We started our night with Katherine Caldwell's pre-concert lecture.  When the CSO has a guest performer, Katherine talks with them a bit before giving some insights into what we will be listening to that evening.   The CSO was performing on its own that evening, though, so she introduced us to Shannon Underwood (orchestra librarian), George Mancini (personnel manager), and Alan Klispie (stage manager).  It was interesting to hear a bit about the process behind the scenes of the concerts, from getting the musicians and music in place for the performances to making sure the stage is set for the show.  (As I listened to Mancini talk about sending contracts out to the musicians, I flashed back on the process of getting securities brokers under contract during my lawyer days at Prebon Yamane.  What a bunch of prima donnas those guys were!)   Then it was showtime!  

The CSO performed Mendelssohn's Overture to a Midsummer Night's Dream, Op. 21 and Bach's Toccata and Fugue in D Minor for the Organ, BMV 565 during the first half of the performance.  I enjoyed Bach's Toccata much more than Mendelssohn's Overture.   The Toccata, which is used in the introduction to Walt Disney's Fantasia, was bold and in my face.  I love the idea that Stokowski took Bach's organ composition and transcribed it into an orchestra work, with the contrabassoon's resonating sounds standing in for the organ.  The CSO embraced the music, and the violins were outstanding.  At the end of the piece, the violins were playing so fast that it reminded me of boxers working a speed bag.  Concertmaster Stewart Kitts was almost levitating above his seat.  As the Toccata came to its close, the audience gave a standing ovation in honor of the music that the CSO had created.

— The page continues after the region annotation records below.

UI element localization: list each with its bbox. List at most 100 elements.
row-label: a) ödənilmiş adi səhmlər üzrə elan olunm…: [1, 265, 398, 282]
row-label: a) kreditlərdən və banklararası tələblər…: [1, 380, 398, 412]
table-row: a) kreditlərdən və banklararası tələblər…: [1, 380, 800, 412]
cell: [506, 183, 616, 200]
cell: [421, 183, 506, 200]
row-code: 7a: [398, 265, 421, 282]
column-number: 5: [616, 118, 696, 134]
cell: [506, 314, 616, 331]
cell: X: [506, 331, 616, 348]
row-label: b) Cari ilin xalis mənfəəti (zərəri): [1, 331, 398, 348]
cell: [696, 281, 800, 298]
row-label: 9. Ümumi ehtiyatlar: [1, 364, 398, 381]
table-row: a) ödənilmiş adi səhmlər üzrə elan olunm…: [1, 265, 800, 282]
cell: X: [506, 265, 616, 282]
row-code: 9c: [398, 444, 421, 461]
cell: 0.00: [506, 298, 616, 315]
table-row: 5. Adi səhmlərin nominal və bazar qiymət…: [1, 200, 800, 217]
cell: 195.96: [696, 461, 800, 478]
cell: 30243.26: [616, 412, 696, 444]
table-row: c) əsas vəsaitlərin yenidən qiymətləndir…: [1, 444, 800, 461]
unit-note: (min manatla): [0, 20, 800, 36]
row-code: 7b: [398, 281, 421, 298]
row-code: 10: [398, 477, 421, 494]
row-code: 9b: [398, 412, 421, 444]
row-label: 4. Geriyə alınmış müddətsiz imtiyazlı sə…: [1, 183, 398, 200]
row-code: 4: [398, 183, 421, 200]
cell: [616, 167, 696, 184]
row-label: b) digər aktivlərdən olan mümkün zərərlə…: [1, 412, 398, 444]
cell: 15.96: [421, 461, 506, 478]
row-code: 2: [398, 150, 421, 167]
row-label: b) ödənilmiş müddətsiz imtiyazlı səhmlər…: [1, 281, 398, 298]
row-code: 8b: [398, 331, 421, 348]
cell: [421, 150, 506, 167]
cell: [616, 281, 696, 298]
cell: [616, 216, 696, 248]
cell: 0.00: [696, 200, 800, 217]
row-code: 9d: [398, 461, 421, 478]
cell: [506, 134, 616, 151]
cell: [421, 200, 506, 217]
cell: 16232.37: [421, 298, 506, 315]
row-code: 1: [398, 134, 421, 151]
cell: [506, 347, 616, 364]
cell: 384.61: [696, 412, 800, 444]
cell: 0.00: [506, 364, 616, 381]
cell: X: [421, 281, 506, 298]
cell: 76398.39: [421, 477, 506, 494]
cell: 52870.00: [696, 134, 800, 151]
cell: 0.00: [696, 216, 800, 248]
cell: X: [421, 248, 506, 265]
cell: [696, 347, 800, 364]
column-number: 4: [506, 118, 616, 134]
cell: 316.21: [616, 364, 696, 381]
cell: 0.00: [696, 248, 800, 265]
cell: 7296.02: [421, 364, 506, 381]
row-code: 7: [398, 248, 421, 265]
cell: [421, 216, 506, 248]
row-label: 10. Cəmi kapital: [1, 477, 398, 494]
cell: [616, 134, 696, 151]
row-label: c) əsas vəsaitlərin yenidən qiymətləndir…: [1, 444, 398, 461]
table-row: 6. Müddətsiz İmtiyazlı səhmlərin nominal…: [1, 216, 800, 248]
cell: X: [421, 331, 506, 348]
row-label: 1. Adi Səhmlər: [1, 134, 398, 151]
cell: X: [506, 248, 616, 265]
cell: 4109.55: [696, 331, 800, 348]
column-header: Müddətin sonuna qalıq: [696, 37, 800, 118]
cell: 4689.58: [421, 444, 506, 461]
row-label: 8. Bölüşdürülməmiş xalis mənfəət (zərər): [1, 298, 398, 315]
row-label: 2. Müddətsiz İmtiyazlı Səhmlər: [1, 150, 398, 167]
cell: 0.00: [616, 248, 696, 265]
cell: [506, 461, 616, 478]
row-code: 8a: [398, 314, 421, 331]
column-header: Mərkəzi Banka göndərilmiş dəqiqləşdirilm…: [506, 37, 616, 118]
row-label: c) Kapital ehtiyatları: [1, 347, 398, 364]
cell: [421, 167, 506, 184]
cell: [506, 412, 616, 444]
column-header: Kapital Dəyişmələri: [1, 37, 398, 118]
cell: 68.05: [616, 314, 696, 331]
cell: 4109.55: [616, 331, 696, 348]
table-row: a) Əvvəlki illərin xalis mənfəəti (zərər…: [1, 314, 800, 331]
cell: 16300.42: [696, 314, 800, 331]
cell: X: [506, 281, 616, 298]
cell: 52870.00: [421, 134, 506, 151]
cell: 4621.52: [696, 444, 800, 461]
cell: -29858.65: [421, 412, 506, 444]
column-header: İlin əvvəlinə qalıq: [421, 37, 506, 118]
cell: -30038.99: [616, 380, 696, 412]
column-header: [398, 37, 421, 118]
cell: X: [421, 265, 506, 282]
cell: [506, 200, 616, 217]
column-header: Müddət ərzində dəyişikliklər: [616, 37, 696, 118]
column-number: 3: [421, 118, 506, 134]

We were treated to Brahms' Symphony No. 1 in C minor, Opus 68 during the second half of the show.  It took Brahms over 14 years to compose his symphony, which consists of four movements.  Again, the violins were showcased, and Stewart Kitts' solos in the second movement were fantastic.  He was truly one with the music, and seemed not to open his eyes during the entire piece.  The fourth movement featured two pizzicato (plucking) sections on the strings, which I always enjoy, and the trombonists who were brought in especially for this performance finally got their opportunity to play.  Again, the audience rose to its feet in appreciation after the CSO had played its final note and Maestro Wada put down his baton.

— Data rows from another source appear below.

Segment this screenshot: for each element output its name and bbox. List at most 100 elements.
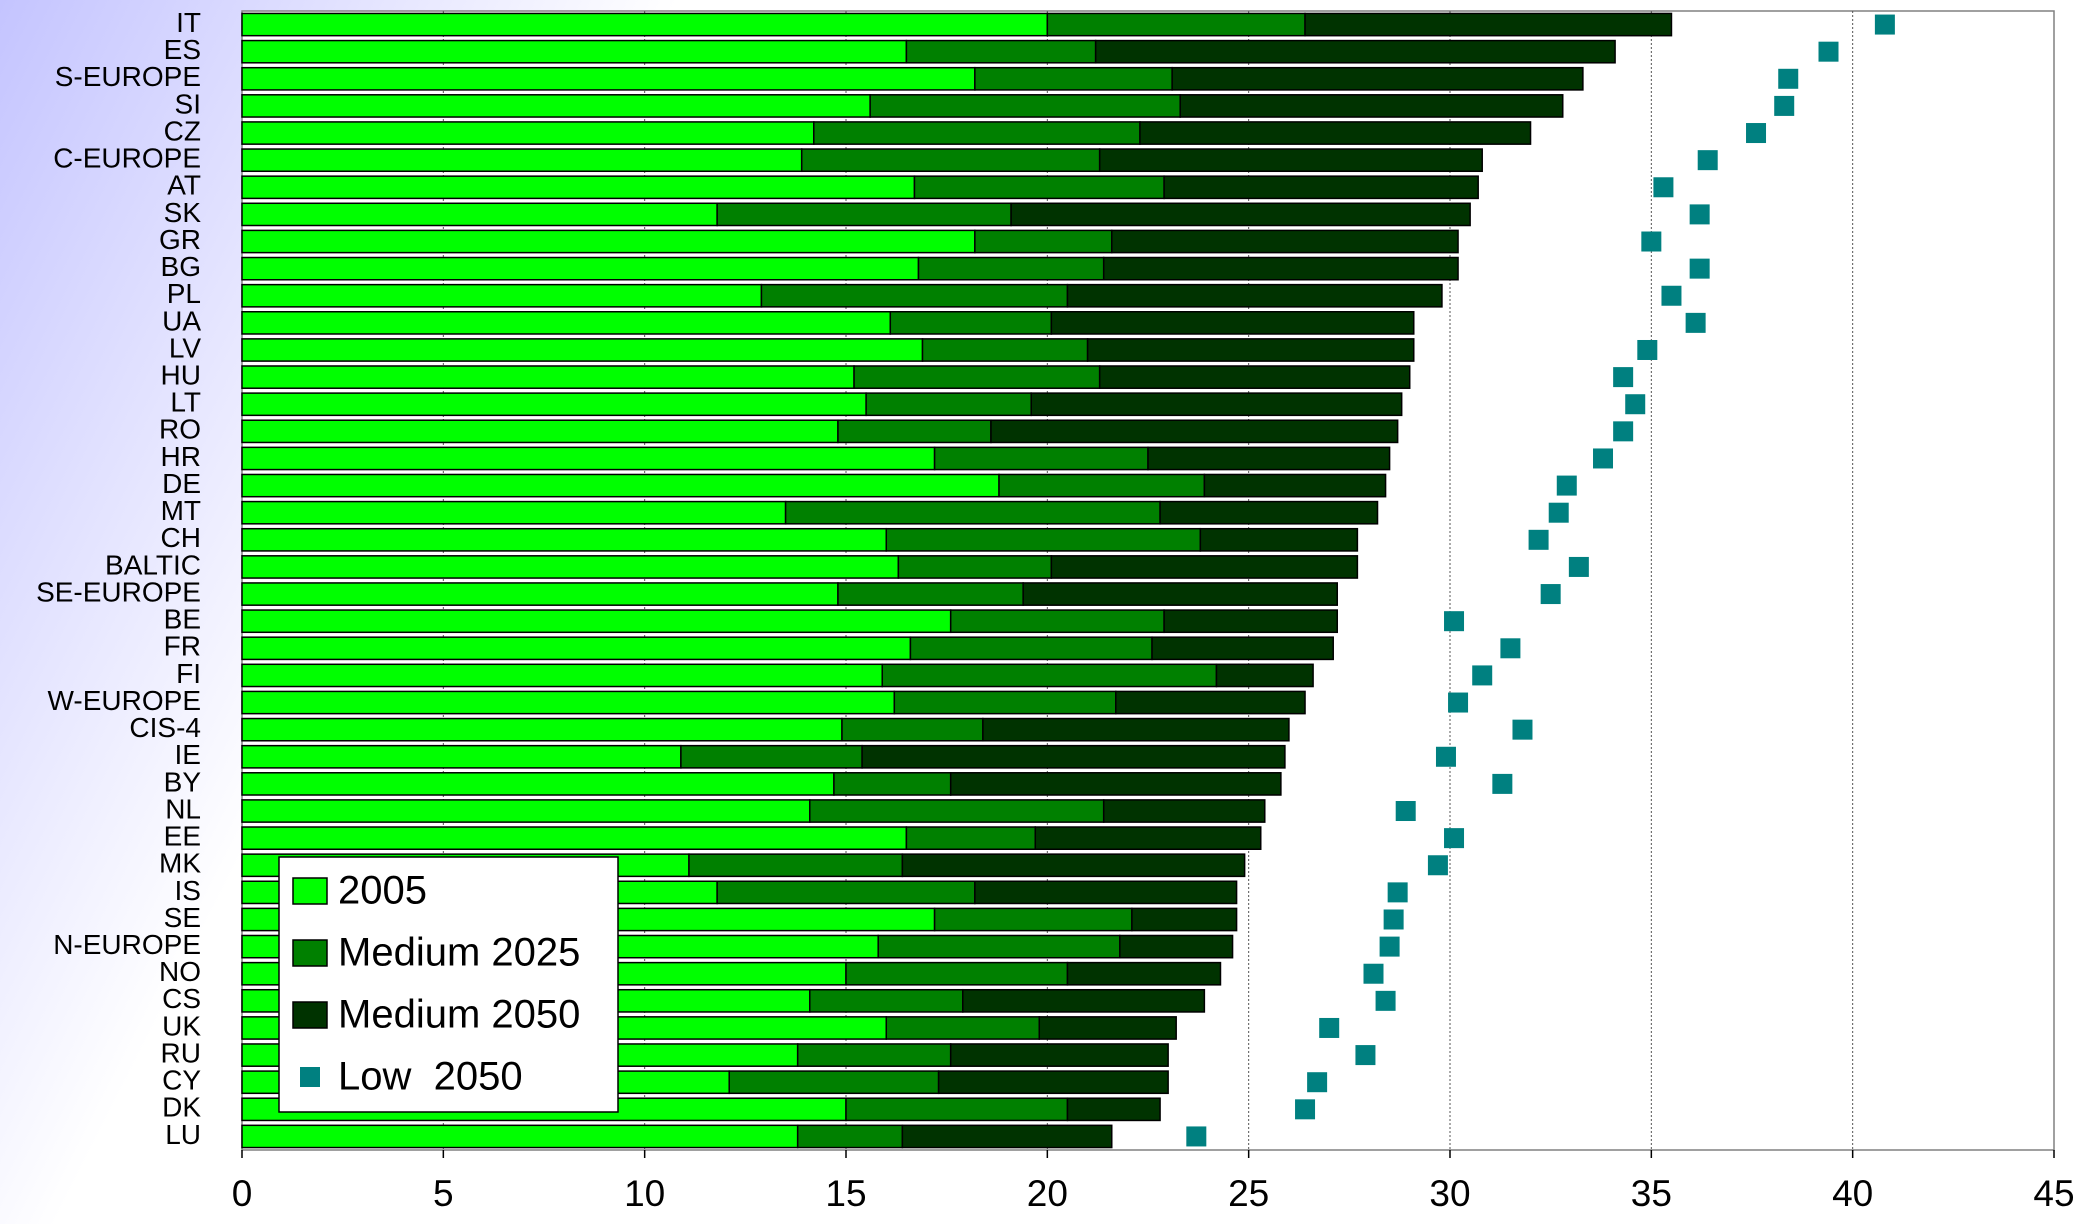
bar-segment: [1050, 311, 1415, 335]
bar-segment: [1199, 527, 1359, 552]
bar-segment: [1119, 934, 1234, 959]
bar-segment: [241, 392, 867, 417]
bar-segment: [1131, 907, 1238, 932]
y-tick-label: CIS-4: [129, 712, 201, 743]
bar-segment: [241, 717, 843, 742]
bar-segment: [1151, 636, 1334, 661]
bar-segment: [241, 826, 908, 850]
bar-segment: [1050, 555, 1359, 579]
bar-segment: [837, 582, 1024, 606]
bar-segment: [1038, 1016, 1177, 1040]
y-tick-label: CZ: [164, 115, 201, 146]
bar-segment: [241, 175, 916, 200]
low-marker: [1874, 14, 1895, 35]
y-tick-label: DE: [162, 468, 201, 499]
low-marker: [1661, 285, 1682, 306]
bar-segment: [241, 229, 976, 254]
bar-segment: [728, 1070, 940, 1095]
bar-segment: [1010, 202, 1471, 227]
bar-segment: [949, 609, 1165, 634]
bar-segment: [241, 636, 912, 661]
bar-segment: [241, 473, 1000, 498]
low-marker: [1383, 909, 1404, 930]
y-tick-label: EE: [164, 821, 201, 852]
low-marker: [1613, 367, 1634, 388]
bar-segment: [1098, 148, 1483, 173]
y-tick-label: ES: [164, 34, 201, 65]
bar-segment: [917, 256, 1105, 281]
bar-segment: [990, 419, 1399, 444]
bar-segment: [1030, 392, 1403, 417]
legend-swatch: [292, 939, 328, 967]
low-marker: [1379, 936, 1400, 957]
bar-segment: [974, 229, 1113, 254]
low-marker: [1500, 638, 1521, 659]
bar-segment: [893, 690, 1117, 715]
y-tick-label: IS: [175, 875, 201, 906]
low-marker: [1472, 665, 1493, 686]
y-tick-label: RU: [161, 1037, 201, 1068]
x-tick-label: 40: [1832, 1173, 1873, 1214]
y-tick-label: HR: [161, 441, 201, 472]
y-tick-label: CY: [162, 1065, 201, 1096]
bar-segment: [809, 988, 964, 1013]
low-marker: [1653, 177, 1674, 198]
legend-label: 2005: [338, 869, 427, 913]
y-tick-label: W-EUROPE: [48, 685, 202, 716]
y-tick-label: LV: [169, 332, 201, 363]
bar-segment: [241, 419, 839, 444]
bar-segment: [1111, 229, 1459, 254]
low-marker: [1556, 475, 1577, 496]
bar-segment: [1215, 663, 1314, 688]
bar-segment: [760, 283, 1069, 308]
bar-segment: [241, 609, 952, 634]
bar-segment: [905, 826, 1037, 850]
y-tick-label: BG: [161, 251, 201, 282]
bar-segment: [241, 338, 924, 362]
bar-segment: [949, 772, 1282, 796]
bar-segment: [1147, 446, 1391, 471]
y-tick-label: GR: [159, 224, 201, 255]
bar-segment: [241, 283, 763, 308]
low-marker: [1625, 394, 1646, 415]
bar-segment: [841, 717, 984, 742]
bar-segment: [241, 256, 920, 281]
y-tick-label: N-EUROPE: [53, 929, 201, 960]
y-tick-label: MT: [161, 495, 201, 526]
y-tick-label: RO: [159, 414, 201, 445]
low-marker: [1355, 1045, 1376, 1066]
y-tick-label: SK: [164, 197, 202, 228]
bar-segment: [241, 446, 936, 471]
y-tick-label: FI: [176, 658, 201, 689]
bar-segment: [1034, 826, 1262, 850]
bar-segment: [241, 148, 803, 173]
low-marker: [1540, 584, 1561, 605]
bar-segment: [1046, 12, 1306, 37]
low-marker: [1444, 828, 1465, 849]
low-marker: [1492, 773, 1513, 794]
low-marker: [1613, 421, 1634, 442]
bar-segment: [241, 744, 682, 769]
bar-segment: [241, 663, 883, 688]
y-tick-label: LU: [165, 1119, 201, 1150]
bar-segment: [885, 1016, 1041, 1040]
bar-segment: [796, 1043, 952, 1067]
low-marker: [1548, 502, 1569, 523]
low-marker: [1186, 1126, 1207, 1147]
bar-segment: [933, 907, 1133, 932]
bar-segment: [241, 66, 976, 91]
y-tick-label: SI: [175, 88, 201, 119]
low-marker: [1387, 882, 1408, 903]
x-tick-label: 25: [1228, 1173, 1269, 1214]
low-marker: [1427, 855, 1448, 876]
bar-segment: [853, 365, 1101, 389]
bar-segment: [833, 772, 952, 796]
bar-segment: [1139, 121, 1532, 145]
bar-segment: [1066, 1097, 1161, 1122]
legend-swatch: [300, 1067, 320, 1087]
bar-segment: [974, 880, 1238, 905]
bar-segment: [1163, 609, 1339, 634]
bar-segment: [921, 338, 1089, 362]
bar-segment: [813, 121, 1141, 145]
y-tick-label: MK: [159, 848, 201, 879]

I loved having the opportunity to introduce Susan to the CSO and Maestro Wada.   She was struck by the Maestro's warmth and connection with both the musicians and the audience.   I happened to watch CBS Sunday Morning with Charles Osgood this week, and there was an interesting segment on charisma.  Of course the segment focused to some extent on politicians given the upcoming elections, but it also talked about charismatic people in other professions and the development by researchers at MIT of a "sociometer" to measure an individual's charisma.  As I watched the show, I thought about Maestro Wada's interactions the previous evening.  Before the concert began, he welcomed the concertgoers to that night's performance by "our" Charlotte Symphony Orchestra and shared that his birthday had fallen during the concert rehearsals and that he had been treated to an orchestral "happy birthday to you."  When he turned to the musicians, you could feel the bond that has developed between conductor and orchestra.  There is no doubt in my mind that if Francis were to wear a sociometer, his charisma rating would be off the chart.  It's just one more reason why Saturday night's performance was wunderbar!